Submitted to: Agronomy Journal
Publication Type: Peer Reviewed Journal
Publication Acceptance Date: 11/11/1997
Publication Date: N/A
Citation: N/A Interpretive Summary: Wild sunflowers have developed mechanisms which enable them to survive many different environmental conditions. This survival mechanism also ensures that these plants do not germinate and grow when conditions are unfavorable. However, built in dormancy becomes an impediment when utilizing the wild species for other purposes. Recently, there has been an interest in using wild sunflowers as low maintenance ornamentals, for vegetation of disturbed lands and grasslands, in the cut flower industry, and for crop improvement. In order to do this, the innate dormancy must be broken. We developed a simple quick substrate treatment of the seeds of wild sunflowers with a growth regulator, gibberellic acid which proved to be very effective in increasing germination, sometimes doubling and even tripling germination of nontreated seeds. This substrate was effective on seeds stored for various times and temperatures. It was also discovered that immature seeds of some species of the wild sunflowers had higher germination than more mature seeds. Storage of mature, dormant seeds at various temperatures and times was not able to overcome the dormancy. It appears that harvesting seeds before maturity prevents the accumulation of inhibitors in the seeds. The development of this simple chemical substrate treatment will be particularly useful for obtaining an adequate number of wild species sunflower plants for agricultural improvement of the cultivated sunflower crop.

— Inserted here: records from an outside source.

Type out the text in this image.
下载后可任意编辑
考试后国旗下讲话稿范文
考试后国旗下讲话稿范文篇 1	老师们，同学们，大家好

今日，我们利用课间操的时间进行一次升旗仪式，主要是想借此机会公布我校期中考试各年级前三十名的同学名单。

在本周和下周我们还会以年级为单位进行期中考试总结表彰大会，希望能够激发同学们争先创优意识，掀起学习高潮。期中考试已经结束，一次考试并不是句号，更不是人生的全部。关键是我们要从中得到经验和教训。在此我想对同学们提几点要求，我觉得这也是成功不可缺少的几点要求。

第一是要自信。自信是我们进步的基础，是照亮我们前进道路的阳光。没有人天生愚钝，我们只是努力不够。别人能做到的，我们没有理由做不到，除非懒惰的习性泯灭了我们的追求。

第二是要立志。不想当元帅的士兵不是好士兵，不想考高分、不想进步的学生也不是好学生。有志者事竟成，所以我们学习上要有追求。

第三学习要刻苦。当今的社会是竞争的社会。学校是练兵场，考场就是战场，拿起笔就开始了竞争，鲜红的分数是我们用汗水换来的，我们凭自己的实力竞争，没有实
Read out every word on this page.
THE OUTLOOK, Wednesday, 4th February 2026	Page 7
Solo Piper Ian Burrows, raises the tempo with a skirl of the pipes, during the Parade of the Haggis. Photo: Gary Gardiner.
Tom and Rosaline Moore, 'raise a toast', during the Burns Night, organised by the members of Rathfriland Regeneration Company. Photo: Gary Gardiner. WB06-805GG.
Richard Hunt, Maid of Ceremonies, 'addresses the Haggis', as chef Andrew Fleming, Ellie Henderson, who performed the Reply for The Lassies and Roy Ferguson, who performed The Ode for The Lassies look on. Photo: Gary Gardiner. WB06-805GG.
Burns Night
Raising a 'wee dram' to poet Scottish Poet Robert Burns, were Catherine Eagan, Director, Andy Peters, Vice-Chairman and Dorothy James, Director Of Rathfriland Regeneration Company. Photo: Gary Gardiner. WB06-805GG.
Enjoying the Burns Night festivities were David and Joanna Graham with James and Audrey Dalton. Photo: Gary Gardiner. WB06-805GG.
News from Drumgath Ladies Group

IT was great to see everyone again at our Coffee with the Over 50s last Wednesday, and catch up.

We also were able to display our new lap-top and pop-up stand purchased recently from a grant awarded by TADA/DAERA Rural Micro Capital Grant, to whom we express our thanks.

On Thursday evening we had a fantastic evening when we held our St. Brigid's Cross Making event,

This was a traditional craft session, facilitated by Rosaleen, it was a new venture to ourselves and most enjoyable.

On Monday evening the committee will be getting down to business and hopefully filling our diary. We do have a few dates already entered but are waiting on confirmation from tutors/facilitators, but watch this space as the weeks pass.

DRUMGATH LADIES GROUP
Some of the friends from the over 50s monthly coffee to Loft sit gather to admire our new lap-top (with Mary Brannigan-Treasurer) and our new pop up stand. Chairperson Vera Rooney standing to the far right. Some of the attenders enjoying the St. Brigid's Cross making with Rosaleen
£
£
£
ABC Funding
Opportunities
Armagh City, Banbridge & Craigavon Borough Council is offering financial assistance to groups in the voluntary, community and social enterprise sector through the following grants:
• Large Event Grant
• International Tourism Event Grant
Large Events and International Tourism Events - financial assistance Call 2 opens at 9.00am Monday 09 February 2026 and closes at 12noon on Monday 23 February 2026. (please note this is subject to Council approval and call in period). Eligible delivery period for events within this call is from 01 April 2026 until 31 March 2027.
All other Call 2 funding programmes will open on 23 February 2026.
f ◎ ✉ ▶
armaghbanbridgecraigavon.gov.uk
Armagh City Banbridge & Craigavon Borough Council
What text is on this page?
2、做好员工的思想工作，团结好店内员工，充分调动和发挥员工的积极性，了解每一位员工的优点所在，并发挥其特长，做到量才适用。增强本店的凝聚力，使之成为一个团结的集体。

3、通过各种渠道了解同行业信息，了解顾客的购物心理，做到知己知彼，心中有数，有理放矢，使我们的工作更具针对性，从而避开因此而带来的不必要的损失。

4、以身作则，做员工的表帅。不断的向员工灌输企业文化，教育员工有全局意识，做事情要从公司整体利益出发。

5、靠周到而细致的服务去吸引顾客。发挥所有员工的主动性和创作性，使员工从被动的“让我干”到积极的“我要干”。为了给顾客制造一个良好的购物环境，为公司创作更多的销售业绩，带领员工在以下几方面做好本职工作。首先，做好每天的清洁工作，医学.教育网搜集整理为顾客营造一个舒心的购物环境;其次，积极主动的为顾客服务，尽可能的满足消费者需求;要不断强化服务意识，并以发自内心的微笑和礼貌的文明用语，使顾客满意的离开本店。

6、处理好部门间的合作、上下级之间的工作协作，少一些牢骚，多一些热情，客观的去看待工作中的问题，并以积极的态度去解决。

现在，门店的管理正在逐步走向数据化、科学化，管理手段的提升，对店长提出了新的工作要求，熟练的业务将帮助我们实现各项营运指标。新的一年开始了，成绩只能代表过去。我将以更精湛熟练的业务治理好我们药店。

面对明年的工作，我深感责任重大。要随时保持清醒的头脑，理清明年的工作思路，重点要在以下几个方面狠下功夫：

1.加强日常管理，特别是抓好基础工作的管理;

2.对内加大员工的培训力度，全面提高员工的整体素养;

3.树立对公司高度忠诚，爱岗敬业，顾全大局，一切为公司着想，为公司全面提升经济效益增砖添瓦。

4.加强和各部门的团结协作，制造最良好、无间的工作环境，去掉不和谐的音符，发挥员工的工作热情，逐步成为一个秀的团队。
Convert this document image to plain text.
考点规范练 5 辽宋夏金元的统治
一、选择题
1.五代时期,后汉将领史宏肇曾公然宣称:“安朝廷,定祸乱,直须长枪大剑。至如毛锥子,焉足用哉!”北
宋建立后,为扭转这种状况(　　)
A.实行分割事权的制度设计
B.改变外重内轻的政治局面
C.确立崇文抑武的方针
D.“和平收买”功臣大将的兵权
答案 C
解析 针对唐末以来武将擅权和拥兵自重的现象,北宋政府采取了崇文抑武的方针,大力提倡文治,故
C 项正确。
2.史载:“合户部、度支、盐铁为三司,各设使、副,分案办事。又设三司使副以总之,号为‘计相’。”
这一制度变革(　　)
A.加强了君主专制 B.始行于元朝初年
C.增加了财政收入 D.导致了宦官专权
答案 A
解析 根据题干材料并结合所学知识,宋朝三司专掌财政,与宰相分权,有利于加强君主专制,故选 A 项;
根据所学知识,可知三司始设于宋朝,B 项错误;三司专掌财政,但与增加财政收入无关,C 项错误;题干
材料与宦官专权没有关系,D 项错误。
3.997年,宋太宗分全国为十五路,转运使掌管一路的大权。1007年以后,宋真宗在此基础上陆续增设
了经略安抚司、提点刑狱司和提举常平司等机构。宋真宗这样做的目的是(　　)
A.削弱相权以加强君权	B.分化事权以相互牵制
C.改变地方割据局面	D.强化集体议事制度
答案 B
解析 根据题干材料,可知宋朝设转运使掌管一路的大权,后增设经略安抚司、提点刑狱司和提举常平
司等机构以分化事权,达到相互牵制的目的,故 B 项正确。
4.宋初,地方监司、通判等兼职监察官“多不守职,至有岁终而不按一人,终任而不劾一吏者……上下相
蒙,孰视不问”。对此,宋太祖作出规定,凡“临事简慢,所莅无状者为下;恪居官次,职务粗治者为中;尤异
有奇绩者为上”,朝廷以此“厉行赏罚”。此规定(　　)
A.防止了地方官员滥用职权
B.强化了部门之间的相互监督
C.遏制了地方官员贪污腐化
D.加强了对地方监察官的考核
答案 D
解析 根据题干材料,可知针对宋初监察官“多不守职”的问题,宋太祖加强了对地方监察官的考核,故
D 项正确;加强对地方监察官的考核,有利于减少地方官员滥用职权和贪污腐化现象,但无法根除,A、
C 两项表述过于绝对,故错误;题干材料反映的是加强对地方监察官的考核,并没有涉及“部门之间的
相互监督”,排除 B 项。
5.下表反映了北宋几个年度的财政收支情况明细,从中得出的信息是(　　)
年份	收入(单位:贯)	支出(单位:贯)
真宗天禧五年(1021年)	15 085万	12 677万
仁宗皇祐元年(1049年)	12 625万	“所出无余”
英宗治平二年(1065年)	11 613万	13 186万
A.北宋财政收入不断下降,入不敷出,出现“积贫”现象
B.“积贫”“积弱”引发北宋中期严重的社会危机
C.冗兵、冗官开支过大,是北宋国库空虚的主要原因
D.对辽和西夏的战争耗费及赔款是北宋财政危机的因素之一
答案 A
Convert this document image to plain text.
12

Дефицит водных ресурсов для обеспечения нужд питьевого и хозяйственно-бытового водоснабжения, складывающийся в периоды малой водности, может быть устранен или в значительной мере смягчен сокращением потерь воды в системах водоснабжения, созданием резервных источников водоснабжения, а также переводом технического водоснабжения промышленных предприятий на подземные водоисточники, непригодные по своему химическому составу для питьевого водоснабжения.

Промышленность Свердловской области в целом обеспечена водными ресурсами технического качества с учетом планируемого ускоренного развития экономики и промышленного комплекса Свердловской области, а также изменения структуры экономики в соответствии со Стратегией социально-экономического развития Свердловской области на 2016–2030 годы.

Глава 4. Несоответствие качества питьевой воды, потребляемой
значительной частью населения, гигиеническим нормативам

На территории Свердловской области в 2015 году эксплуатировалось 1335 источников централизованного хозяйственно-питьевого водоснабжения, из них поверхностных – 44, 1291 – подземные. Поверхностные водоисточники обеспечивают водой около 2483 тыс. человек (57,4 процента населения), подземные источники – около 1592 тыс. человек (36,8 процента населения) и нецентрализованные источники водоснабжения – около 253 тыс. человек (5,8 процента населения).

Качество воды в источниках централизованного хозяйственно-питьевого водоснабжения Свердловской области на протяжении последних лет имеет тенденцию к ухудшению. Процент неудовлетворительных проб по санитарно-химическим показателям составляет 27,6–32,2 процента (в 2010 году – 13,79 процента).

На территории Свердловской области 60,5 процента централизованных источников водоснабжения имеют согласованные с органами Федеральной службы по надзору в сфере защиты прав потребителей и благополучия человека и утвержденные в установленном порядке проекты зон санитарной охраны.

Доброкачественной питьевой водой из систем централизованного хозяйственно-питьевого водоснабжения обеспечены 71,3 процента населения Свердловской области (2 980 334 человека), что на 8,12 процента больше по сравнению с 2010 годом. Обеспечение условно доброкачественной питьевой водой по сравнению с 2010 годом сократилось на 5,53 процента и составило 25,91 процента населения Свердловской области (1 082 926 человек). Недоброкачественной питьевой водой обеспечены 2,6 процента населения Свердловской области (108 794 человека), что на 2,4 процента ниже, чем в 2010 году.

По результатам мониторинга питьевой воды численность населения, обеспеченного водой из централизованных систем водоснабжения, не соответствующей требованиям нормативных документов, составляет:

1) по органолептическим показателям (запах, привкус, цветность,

Technical Abstract: Dormancy in achenes of wild Helianthus species insures that they do not germinate in temperate climates until conditions are optimal for seedling survival. However, high achene dormancy results in low germination of achenes, precluding utilization of the many wild species for domestic purposes. There has been an increasing interest in the use of native species of Helianthus for low maintenance ornamentals, revegetation, as cut flowers, and as a source of genes for the improvement of the cultivated sunflower. The objectives of the study were to evaluate chemical substrates for overcoming dormancy and enhancing germination of two annual species, H. annuus L. and H. petiolaris Nutt., and evaluate the influence of achene maturity, storage time and temperature on germination. A 1 mM gibberellic acid substrate was the most effective chemical treatment for enhancing germination of freshly harvested achenes of H. annuus. Germination of treated achenes was 81%, compared to 38% for the control. With H. petiolaris the rate was 60%, compared to 6% for the control. This substrate enhanced germination regardless of the achene maturity, storage time or temperature. The age of the achenes when harvested influenced germination. Achenes harvested 10 days after flowering generally had higher germination than those harvested 30 days after flowering, especially for H. petiolaris. Storage time and temperature could not overcome the dormancy imposed prior to germination in either species. Utilization of a chemical substrate to enhance germination of wild Helianthus species will allow their use for revegetation, as ornamentals, as cut flowers, and as a genetic resource for cultivated sunflower.